从原始经验到技能消费：模型生成的智能体技能的系统性研究

摘要

语言智能体越来越擅长通过复用技能来提升自身能力——这些技能是从过往经验中提炼出的结构化过程性构件。其中，领域级和模型生成的技能尤为值得关注。它们通过编码领域内特有的重复性流程，实现了在特定领域内的快速适应，并且能够超越劳动密集型的手工构建，实现规模化扩展。然而，尽管提取方法层出不穷，我们对其理解仍十分有限，至今尚未有全面覆盖技能完整生命周期（即经验生成、技能提取和技能消费）的综合研究来探讨：此类技能是否真的有效、在何种情况下有效，以及成功或失败的原因何在。为弥补这一空白，我们构建了一个基于实用性的评估框架，该框架在五个多样化的智能体任务领域上，提供了涉及不同提取器和目标智能体的系统性实验结果。我们发现，模型生成的技能总体上是有益的，但也表现出不容忽视的负迁移现象，且无论是提取器还是消费者，其行为都不具有一致性。某个模型可能是强大的提取器，却是薄弱的消费者，反之亦然，而技能的实用性与模型规模或基线任务表现无关。为解释这些规律，我们随后深入剖析了每个生命周期阶段，分析经验构成如何影响技能质量、有用技能具备哪些特征，以及同一技能在不同消费者之间的迁移表现。最后，我们将这些发现转化为一个具体的元技能，用于引导技能提取朝着与实际效用相关的特征方向发展，该方法在多个领域中持续提升了技能质量，并显著减少了负迁移现象。

English

Language agents increasingly improve by reusing skills -- structured procedural artifacts distilled from past experience. In particular, domain-level and model-generated skills are especially promising. They offer fast adaptation within a domain by encoding domain-specific recurring procedures, and they scale beyond labor-intensive hand-crafting.
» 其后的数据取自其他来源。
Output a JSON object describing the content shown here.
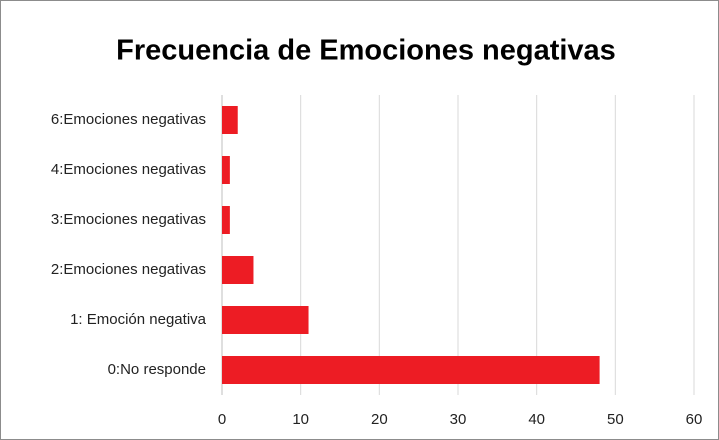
{
  "chart_data": {
    "type": "bar",
    "orientation": "horizontal",
    "title": "Frecuencia de Emociones negativas",
    "categories": [
      "0:No responde",
      "1: Emoción negativa",
      "2:Emociones negativas",
      "3:Emociones negativas",
      "4:Emociones negativas",
      "6:Emociones negativas"
    ],
    "values": [
      48,
      11,
      4,
      1,
      1,
      2
    ],
    "color": "#ed1c24",
    "xlim": [
      0,
      60
    ],
    "xticks": [
      0,
      10,
      20,
      30,
      40,
      50,
      60
    ],
    "grid": true
  }
}
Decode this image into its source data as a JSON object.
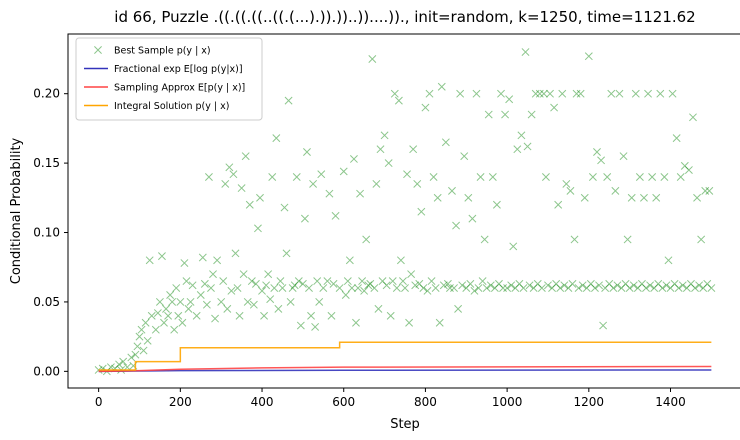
{
  "chart_data": {
    "type": "scatter",
    "title": "id 66, Puzzle .((.((.((..((.(...).)).))..))....))., init=random, k=1250, time=1121.62",
    "xlabel": "Step",
    "ylabel": "Conditional Probability",
    "xlim": [
      -75,
      1575
    ],
    "ylim": [
      -0.012,
      0.243
    ],
    "x_ticks": [
      0,
      200,
      400,
      600,
      800,
      1000,
      1200,
      1400
    ],
    "x_tick_labels": [
      "0",
      "200",
      "400",
      "600",
      "800",
      "1000",
      "1200",
      "1400"
    ],
    "y_ticks": [
      0.0,
      0.05,
      0.1,
      0.15,
      0.2
    ],
    "y_tick_labels": [
      "0.00",
      "0.05",
      "0.10",
      "0.15",
      "0.20"
    ],
    "grid": false,
    "legend_position": "top-left",
    "series": [
      {
        "name": "Best Sample p(y | x)",
        "legend_label": "Best Sample p(y | x)",
        "kind": "scatter",
        "marker": "x",
        "color": "#008000",
        "opacity": 0.45,
        "points": [
          [
            0,
            0.001
          ],
          [
            10,
            0.002
          ],
          [
            20,
            0.0
          ],
          [
            30,
            0.003
          ],
          [
            40,
            0.002
          ],
          [
            50,
            0.005
          ],
          [
            55,
            0.001
          ],
          [
            60,
            0.007
          ],
          [
            70,
            0.003
          ],
          [
            80,
            0.01
          ],
          [
            85,
            0.004
          ],
          [
            90,
            0.012
          ],
          [
            95,
            0.018
          ],
          [
            100,
            0.025
          ],
          [
            105,
            0.03
          ],
          [
            110,
            0.015
          ],
          [
            115,
            0.035
          ],
          [
            120,
            0.022
          ],
          [
            125,
            0.08
          ],
          [
            130,
            0.04
          ],
          [
            140,
            0.03
          ],
          [
            145,
            0.042
          ],
          [
            150,
            0.05
          ],
          [
            155,
            0.083
          ],
          [
            160,
            0.035
          ],
          [
            165,
            0.045
          ],
          [
            170,
            0.04
          ],
          [
            175,
            0.055
          ],
          [
            180,
            0.05
          ],
          [
            185,
            0.03
          ],
          [
            190,
            0.06
          ],
          [
            195,
            0.04
          ],
          [
            200,
            0.05
          ],
          [
            205,
            0.035
          ],
          [
            210,
            0.078
          ],
          [
            215,
            0.065
          ],
          [
            220,
            0.045
          ],
          [
            225,
            0.05
          ],
          [
            230,
            0.062
          ],
          [
            240,
            0.04
          ],
          [
            250,
            0.055
          ],
          [
            255,
            0.082
          ],
          [
            260,
            0.063
          ],
          [
            265,
            0.048
          ],
          [
            270,
            0.14
          ],
          [
            275,
            0.06
          ],
          [
            280,
            0.07
          ],
          [
            285,
            0.038
          ],
          [
            290,
            0.08
          ],
          [
            300,
            0.05
          ],
          [
            305,
            0.065
          ],
          [
            310,
            0.135
          ],
          [
            315,
            0.045
          ],
          [
            320,
            0.147
          ],
          [
            325,
            0.058
          ],
          [
            330,
            0.142
          ],
          [
            335,
            0.085
          ],
          [
            340,
            0.06
          ],
          [
            345,
            0.04
          ],
          [
            350,
            0.132
          ],
          [
            355,
            0.07
          ],
          [
            360,
            0.155
          ],
          [
            365,
            0.05
          ],
          [
            370,
            0.12
          ],
          [
            375,
            0.065
          ],
          [
            380,
            0.048
          ],
          [
            385,
            0.063
          ],
          [
            390,
            0.103
          ],
          [
            395,
            0.125
          ],
          [
            400,
            0.058
          ],
          [
            405,
            0.04
          ],
          [
            410,
            0.062
          ],
          [
            415,
            0.07
          ],
          [
            420,
            0.052
          ],
          [
            425,
            0.14
          ],
          [
            430,
            0.06
          ],
          [
            435,
            0.168
          ],
          [
            440,
            0.045
          ],
          [
            445,
            0.065
          ],
          [
            450,
            0.06
          ],
          [
            455,
            0.118
          ],
          [
            460,
            0.085
          ],
          [
            465,
            0.195
          ],
          [
            470,
            0.05
          ],
          [
            475,
            0.06
          ],
          [
            480,
            0.062
          ],
          [
            485,
            0.14
          ],
          [
            490,
            0.065
          ],
          [
            495,
            0.033
          ],
          [
            500,
            0.063
          ],
          [
            505,
            0.11
          ],
          [
            510,
            0.158
          ],
          [
            515,
            0.06
          ],
          [
            520,
            0.04
          ],
          [
            525,
            0.135
          ],
          [
            530,
            0.032
          ],
          [
            535,
            0.065
          ],
          [
            540,
            0.05
          ],
          [
            545,
            0.142
          ],
          [
            550,
            0.06
          ],
          [
            560,
            0.065
          ],
          [
            565,
            0.128
          ],
          [
            570,
            0.04
          ],
          [
            575,
            0.063
          ],
          [
            580,
            0.112
          ],
          [
            590,
            0.06
          ],
          [
            600,
            0.144
          ],
          [
            605,
            0.055
          ],
          [
            610,
            0.065
          ],
          [
            615,
            0.08
          ],
          [
            620,
            0.06
          ],
          [
            625,
            0.153
          ],
          [
            630,
            0.035
          ],
          [
            635,
            0.06
          ],
          [
            640,
            0.128
          ],
          [
            645,
            0.065
          ],
          [
            650,
            0.058
          ],
          [
            655,
            0.095
          ],
          [
            660,
            0.062
          ],
          [
            665,
            0.063
          ],
          [
            670,
            0.225
          ],
          [
            675,
            0.06
          ],
          [
            680,
            0.135
          ],
          [
            685,
            0.045
          ],
          [
            690,
            0.16
          ],
          [
            695,
            0.065
          ],
          [
            700,
            0.17
          ],
          [
            705,
            0.062
          ],
          [
            710,
            0.15
          ],
          [
            715,
            0.04
          ],
          [
            720,
            0.065
          ],
          [
            725,
            0.2
          ],
          [
            730,
            0.06
          ],
          [
            735,
            0.195
          ],
          [
            740,
            0.08
          ],
          [
            745,
            0.065
          ],
          [
            750,
            0.06
          ],
          [
            755,
            0.142
          ],
          [
            760,
            0.035
          ],
          [
            765,
            0.07
          ],
          [
            770,
            0.16
          ],
          [
            775,
            0.062
          ],
          [
            780,
            0.135
          ],
          [
            785,
            0.063
          ],
          [
            790,
            0.115
          ],
          [
            795,
            0.06
          ],
          [
            800,
            0.19
          ],
          [
            805,
            0.058
          ],
          [
            810,
            0.2
          ],
          [
            815,
            0.065
          ],
          [
            820,
            0.14
          ],
          [
            825,
            0.06
          ],
          [
            830,
            0.125
          ],
          [
            835,
            0.035
          ],
          [
            840,
            0.205
          ],
          [
            845,
            0.062
          ],
          [
            850,
            0.165
          ],
          [
            855,
            0.063
          ],
          [
            860,
            0.06
          ],
          [
            865,
            0.13
          ],
          [
            870,
            0.06
          ],
          [
            875,
            0.105
          ],
          [
            880,
            0.045
          ],
          [
            885,
            0.2
          ],
          [
            890,
            0.062
          ],
          [
            895,
            0.155
          ],
          [
            900,
            0.06
          ],
          [
            905,
            0.125
          ],
          [
            910,
            0.063
          ],
          [
            915,
            0.11
          ],
          [
            920,
            0.058
          ],
          [
            925,
            0.2
          ],
          [
            930,
            0.06
          ],
          [
            935,
            0.14
          ],
          [
            940,
            0.065
          ],
          [
            945,
            0.095
          ],
          [
            950,
            0.06
          ],
          [
            955,
            0.185
          ],
          [
            960,
            0.062
          ],
          [
            965,
            0.14
          ],
          [
            970,
            0.06
          ],
          [
            975,
            0.12
          ],
          [
            980,
            0.063
          ],
          [
            985,
            0.2
          ],
          [
            990,
            0.06
          ],
          [
            995,
            0.185
          ],
          [
            1000,
            0.06
          ],
          [
            1005,
            0.196
          ],
          [
            1010,
            0.062
          ],
          [
            1015,
            0.09
          ],
          [
            1020,
            0.06
          ],
          [
            1025,
            0.16
          ],
          [
            1030,
            0.063
          ],
          [
            1035,
            0.17
          ],
          [
            1040,
            0.06
          ],
          [
            1045,
            0.23
          ],
          [
            1050,
            0.162
          ],
          [
            1055,
            0.062
          ],
          [
            1060,
            0.185
          ],
          [
            1065,
            0.06
          ],
          [
            1070,
            0.2
          ],
          [
            1075,
            0.063
          ],
          [
            1080,
            0.2
          ],
          [
            1085,
            0.06
          ],
          [
            1090,
            0.2
          ],
          [
            1095,
            0.14
          ],
          [
            1100,
            0.062
          ],
          [
            1105,
            0.2
          ],
          [
            1110,
            0.06
          ],
          [
            1115,
            0.19
          ],
          [
            1120,
            0.063
          ],
          [
            1125,
            0.12
          ],
          [
            1130,
            0.06
          ],
          [
            1135,
            0.2
          ],
          [
            1140,
            0.062
          ],
          [
            1145,
            0.135
          ],
          [
            1150,
            0.06
          ],
          [
            1155,
            0.13
          ],
          [
            1160,
            0.063
          ],
          [
            1165,
            0.095
          ],
          [
            1170,
            0.2
          ],
          [
            1175,
            0.06
          ],
          [
            1180,
            0.2
          ],
          [
            1185,
            0.062
          ],
          [
            1190,
            0.125
          ],
          [
            1195,
            0.06
          ],
          [
            1200,
            0.227
          ],
          [
            1205,
            0.063
          ],
          [
            1210,
            0.14
          ],
          [
            1215,
            0.06
          ],
          [
            1220,
            0.158
          ],
          [
            1225,
            0.062
          ],
          [
            1230,
            0.152
          ],
          [
            1235,
            0.033
          ],
          [
            1240,
            0.06
          ],
          [
            1245,
            0.14
          ],
          [
            1250,
            0.063
          ],
          [
            1255,
            0.2
          ],
          [
            1260,
            0.06
          ],
          [
            1265,
            0.13
          ],
          [
            1270,
            0.062
          ],
          [
            1275,
            0.2
          ],
          [
            1280,
            0.06
          ],
          [
            1285,
            0.155
          ],
          [
            1290,
            0.063
          ],
          [
            1295,
            0.095
          ],
          [
            1300,
            0.06
          ],
          [
            1305,
            0.125
          ],
          [
            1310,
            0.062
          ],
          [
            1315,
            0.2
          ],
          [
            1320,
            0.06
          ],
          [
            1325,
            0.14
          ],
          [
            1330,
            0.063
          ],
          [
            1335,
            0.125
          ],
          [
            1340,
            0.06
          ],
          [
            1345,
            0.2
          ],
          [
            1350,
            0.062
          ],
          [
            1355,
            0.14
          ],
          [
            1360,
            0.06
          ],
          [
            1365,
            0.125
          ],
          [
            1370,
            0.063
          ],
          [
            1375,
            0.2
          ],
          [
            1380,
            0.06
          ],
          [
            1385,
            0.14
          ],
          [
            1390,
            0.062
          ],
          [
            1395,
            0.08
          ],
          [
            1400,
            0.06
          ],
          [
            1405,
            0.2
          ],
          [
            1410,
            0.063
          ],
          [
            1415,
            0.168
          ],
          [
            1420,
            0.06
          ],
          [
            1425,
            0.14
          ],
          [
            1430,
            0.062
          ],
          [
            1435,
            0.148
          ],
          [
            1440,
            0.06
          ],
          [
            1445,
            0.145
          ],
          [
            1450,
            0.063
          ],
          [
            1455,
            0.183
          ],
          [
            1460,
            0.06
          ],
          [
            1465,
            0.125
          ],
          [
            1470,
            0.062
          ],
          [
            1475,
            0.095
          ],
          [
            1480,
            0.06
          ],
          [
            1485,
            0.13
          ],
          [
            1490,
            0.063
          ],
          [
            1495,
            0.13
          ],
          [
            1500,
            0.06
          ]
        ]
      },
      {
        "name": "Fractional exp E[log p(y|x)]",
        "legend_label": "Fractional exp E[log p(y|x)]",
        "kind": "line",
        "color": "#3333bb",
        "points": [
          [
            0,
            0.0
          ],
          [
            200,
            0.0005
          ],
          [
            600,
            0.0008
          ],
          [
            1500,
            0.001
          ]
        ]
      },
      {
        "name": "Sampling Approx E[p(y | x)]",
        "legend_label": "Sampling Approx E[p(y | x)]",
        "kind": "line",
        "color": "#ff4444",
        "points": [
          [
            0,
            0.0
          ],
          [
            100,
            0.0005
          ],
          [
            200,
            0.0015
          ],
          [
            400,
            0.0025
          ],
          [
            600,
            0.003
          ],
          [
            1000,
            0.0032
          ],
          [
            1500,
            0.0035
          ]
        ]
      },
      {
        "name": "Integral Solution p(y | x)",
        "legend_label": "Integral Solution p(y | x)",
        "kind": "step",
        "color": "#ffa500",
        "points": [
          [
            0,
            0.001
          ],
          [
            90,
            0.001
          ],
          [
            90,
            0.007
          ],
          [
            200,
            0.007
          ],
          [
            200,
            0.017
          ],
          [
            590,
            0.017
          ],
          [
            590,
            0.021
          ],
          [
            1500,
            0.021
          ]
        ]
      }
    ]
  }
}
However, while extraction methods continue to proliferate, understanding remains limited, with no comprehensive study spanning the full skill lifecycle -- experience generation, skill extraction, and skill consumption -- to ask whether such skills actually work, when they work, and what makes them succeed or fail. To close this gap, we build a utility-grounded evaluation framework that provides systematic experimental results across extractors and target agents, covering five diverse agentic task domains. We find that model-generated skills are beneficial on average but exhibit non-trivial negative transfer, and that neither extractors nor targets behave uniformly. A model can be a strong extractor yet a weak consumer, or vice versa, with skill utility independent of model scale or baseline task strength. To explain these patterns, we then dissect each lifecycle stage in depth, analyzing how experience composition shapes skill quality, what properties characterize useful skills, and how the same skill transfers across different consumers. Finally, we translate these findings into a concrete meta-skill that guides skill extraction toward the features tied to actual utility, which consistently improves skill quality across domains and substantially reduces negative transfer.